Je remercie Charles Forsdick, de l’Université de Liverpool, qui a pris l’initiative de notre recherche commune Dark tourism in comparative perspective : Sites of suffering, sites of memory / ‘Tourisme des catastrophes’, sites de souffrances, sites de mémoire : perspectives comparées, dans le Labex « Les pass.s dans le présent » (Paris-Nanterre), et tous les membres de notre groupe côté français : Octave Debary, avec qui tout a commencé, Annaïg Lefeuvre, Anouch Kunth, Delphine Barre, Julien Vernet, Émilie Lochy.

Ces lieux, qu’ils soient nés en des temps anciens – les sites de la traite depuis le XVe siècle, les prisons et bagnes coloniaux du XIXe siècle (C. Forsdick & W. Asquith) – ou récents – les sites des guerres et génocides des XXe et XXIe siècles en particulier (voir ici S. Michonneau, A. Lefeuvre, M. Boswell) –, donnent à voir les traces des morts et la souffrance des déportés, et à imaginer les tortures des bourreaux et les cris des victimes.

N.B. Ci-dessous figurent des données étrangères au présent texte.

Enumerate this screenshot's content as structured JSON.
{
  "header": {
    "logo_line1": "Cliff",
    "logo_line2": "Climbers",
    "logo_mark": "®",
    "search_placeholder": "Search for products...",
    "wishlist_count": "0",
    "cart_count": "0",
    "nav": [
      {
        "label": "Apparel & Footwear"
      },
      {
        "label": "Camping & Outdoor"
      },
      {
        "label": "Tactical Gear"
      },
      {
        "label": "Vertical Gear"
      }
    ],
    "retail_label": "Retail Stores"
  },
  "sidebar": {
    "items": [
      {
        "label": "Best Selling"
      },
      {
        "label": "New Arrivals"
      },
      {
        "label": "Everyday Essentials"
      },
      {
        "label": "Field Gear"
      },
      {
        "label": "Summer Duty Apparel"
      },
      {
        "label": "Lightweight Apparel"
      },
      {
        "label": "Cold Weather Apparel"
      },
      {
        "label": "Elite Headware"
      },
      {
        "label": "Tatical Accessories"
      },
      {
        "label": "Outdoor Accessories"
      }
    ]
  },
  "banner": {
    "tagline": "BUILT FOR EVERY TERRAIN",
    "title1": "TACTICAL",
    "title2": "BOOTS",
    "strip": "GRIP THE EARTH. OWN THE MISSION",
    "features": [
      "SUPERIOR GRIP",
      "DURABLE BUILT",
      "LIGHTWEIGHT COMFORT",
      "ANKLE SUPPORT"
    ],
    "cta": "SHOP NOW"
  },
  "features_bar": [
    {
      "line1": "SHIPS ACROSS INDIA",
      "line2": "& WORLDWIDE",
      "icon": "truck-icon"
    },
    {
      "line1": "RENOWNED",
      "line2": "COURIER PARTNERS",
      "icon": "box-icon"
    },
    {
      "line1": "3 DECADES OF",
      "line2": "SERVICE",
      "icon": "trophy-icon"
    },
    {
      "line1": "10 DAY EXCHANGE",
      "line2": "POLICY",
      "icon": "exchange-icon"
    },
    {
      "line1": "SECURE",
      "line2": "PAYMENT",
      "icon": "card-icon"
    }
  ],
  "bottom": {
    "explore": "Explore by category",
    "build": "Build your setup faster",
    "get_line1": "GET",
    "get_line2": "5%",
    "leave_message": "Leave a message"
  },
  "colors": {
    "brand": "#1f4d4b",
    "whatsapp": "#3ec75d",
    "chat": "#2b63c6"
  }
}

Mais les exposent-ils ? Tout cela est-il exposable ? « Touriste » en hébreu moderne se dit tayiar, à partir de la racine signifiant « exploration » et « espionnage » en hébreu biblique, piste étymologique riche ; les Italiens, eux, ont forgé le concept de museo al aperto (ou musée « ouvert ») pour décrire les espaces que les traces des guerres, de la répression et de la mort de masse ont transformés en lieux de commémoration, de deuil, d’ancrage du désespoir.

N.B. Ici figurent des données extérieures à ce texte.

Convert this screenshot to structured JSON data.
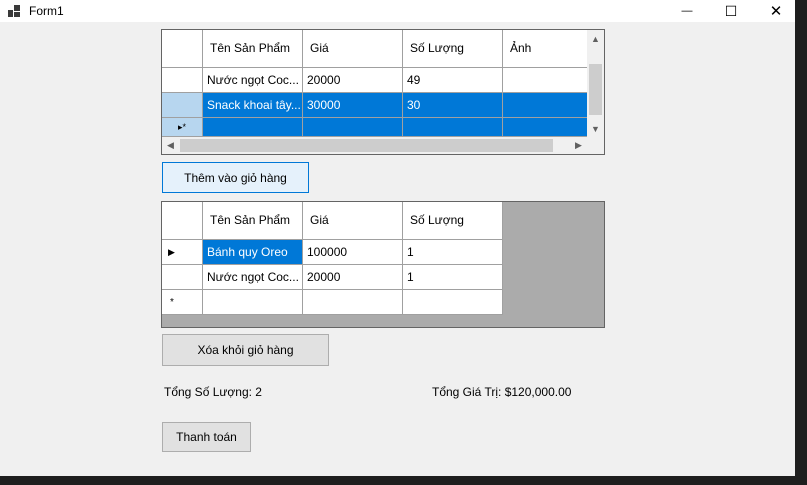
{
  "window": {
    "title": "Form1",
    "minimize_glyph": "—",
    "maximize_glyph": "☐",
    "close_glyph": "✕"
  },
  "products_grid": {
    "columns": [
      "Tên Sản Phẩm",
      "Giá",
      "Số Lượng",
      "Ảnh"
    ],
    "rows": [
      {
        "name": "Nước ngọt Coc...",
        "price": "20000",
        "qty": "49",
        "image": ""
      },
      {
        "name": "Snack khoai tây...",
        "price": "30000",
        "qty": "30",
        "image": ""
      }
    ],
    "new_row_marker": "▸*"
  },
  "add_to_cart_button": "Thêm vào giỏ hàng",
  "cart_grid": {
    "columns": [
      "Tên Sản Phẩm",
      "Giá",
      "Số Lượng"
    ],
    "rows": [
      {
        "name": "Bánh quy Oreo",
        "price": "100000",
        "qty": "1"
      },
      {
        "name": "Nước ngọt Coc...",
        "price": "20000",
        "qty": "1"
      }
    ],
    "current_row_marker": "▶",
    "new_row_marker": "*"
  },
  "remove_from_cart_button": "Xóa khỏi giỏ hàng",
  "total_quantity_label": "Tổng Số Lượng: 2",
  "total_value_label": "Tổng Giá Trị: $120,000.00",
  "checkout_button": "Thanh toán",
  "colors": {
    "selection": "#0078d7",
    "form_bg": "#f0f0f0",
    "grid_bg": "#ababab"
  }
}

À travers le monde, les ruines restaurées ou laissées en l’état, les cimetières visibles ou pas, les fosses de massacres, les camps de concentration, de travail forcé ou d’extermination, les prisons, les sites de départ de la traite ou les lieux d’exploitation de la main-d’oeuvre servile sont devenus à leur tour « musées de sites », où l’on montre objets et traces divers en une fascinante mise en abyme. Ou bien, inversement, l’oubli, volontaire ou involontaire, occulte les traces ou en crée de nouvelles, le tout dans un mouvement mondial de patrimonialisation intensive de ces espaces. Car ces lieux de guerre, de déportation, d’exploitation, d’enfermement, sont aussi dans la tête de ceux qui souffrent de leur passé, individuellement ou collectivement, de ceux qui n’ont pas de sépulture où aller se recueillir, pas de photographie à regarder, pas de voix à entendre ; ils sont pleurs et prières, et leurs disparus sont  corps et bribes de corps, paysage, topographie légendaire, ou pas, comme l’avait bien vu Maurice Halbwachs : en quelque sorte, une interprétation du trauma qui est aussi une représentation de celui-ci.

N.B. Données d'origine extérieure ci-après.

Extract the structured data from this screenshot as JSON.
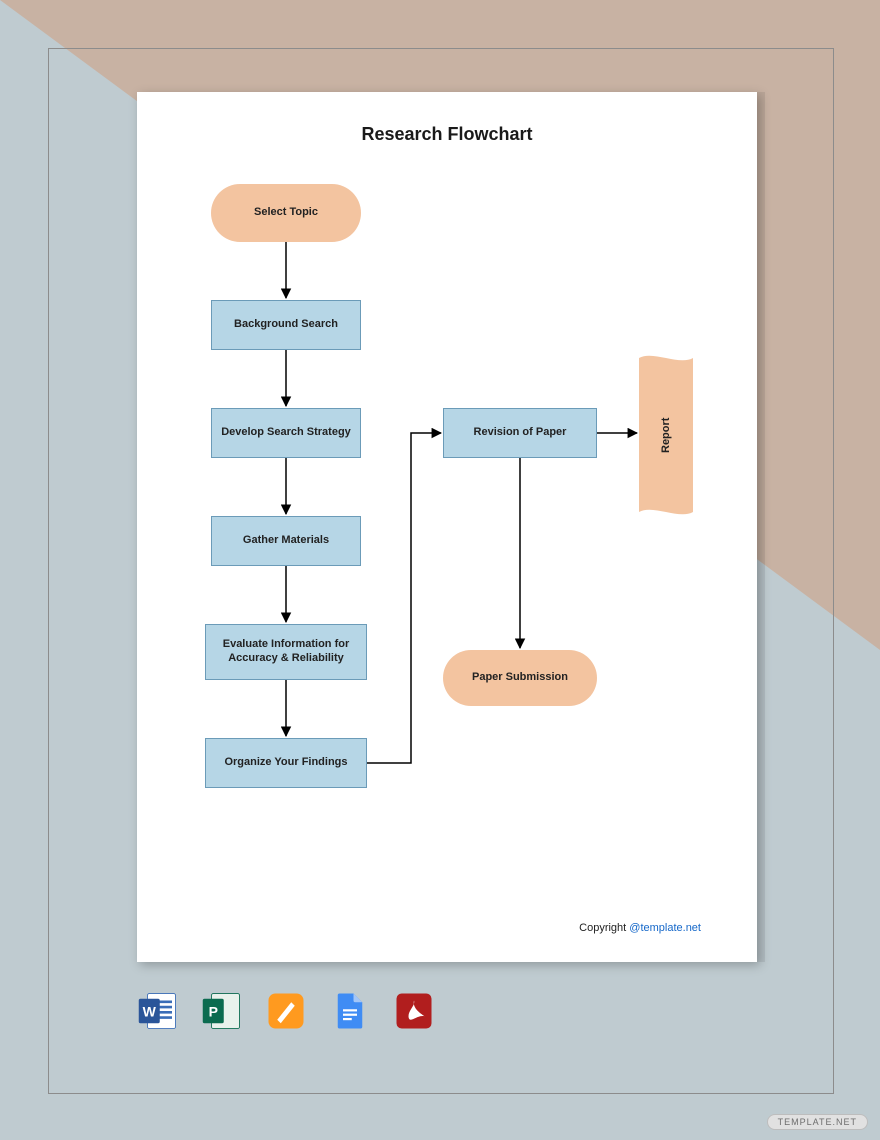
{
  "diagram": {
    "title": "Research Flowchart",
    "nodes": {
      "select_topic": "Select Topic",
      "background_search": "Background Search",
      "develop_strategy": "Develop Search Strategy",
      "gather_materials": "Gather Materials",
      "evaluate_info": "Evaluate Information for Accuracy & Reliability",
      "organize_findings": "Organize Your Findings",
      "revision_paper": "Revision of Paper",
      "paper_submission": "Paper Submission",
      "report": "Report"
    },
    "copyright_prefix": "Copyright ",
    "copyright_link": "@template.net"
  },
  "icons": {
    "word": "word-icon",
    "publisher": "publisher-icon",
    "pages": "pages-icon",
    "gdocs": "google-docs-icon",
    "pdf": "pdf-icon"
  },
  "watermark": "TEMPLATE.NET"
}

À ce titre, on peut se demander comment l’on peut faire réapparaître ainsi, devant le regard des visiteurs, la vie d’êtres humains alors que tout a été mis en oeuvre pour les faire souffrir, puis disparaître ? Convient-il de donner des sépultures « mémorielles » à des morts qui en ont été privés ? Comment ouvrir ces lieux aux visiteurs de l’histoire ?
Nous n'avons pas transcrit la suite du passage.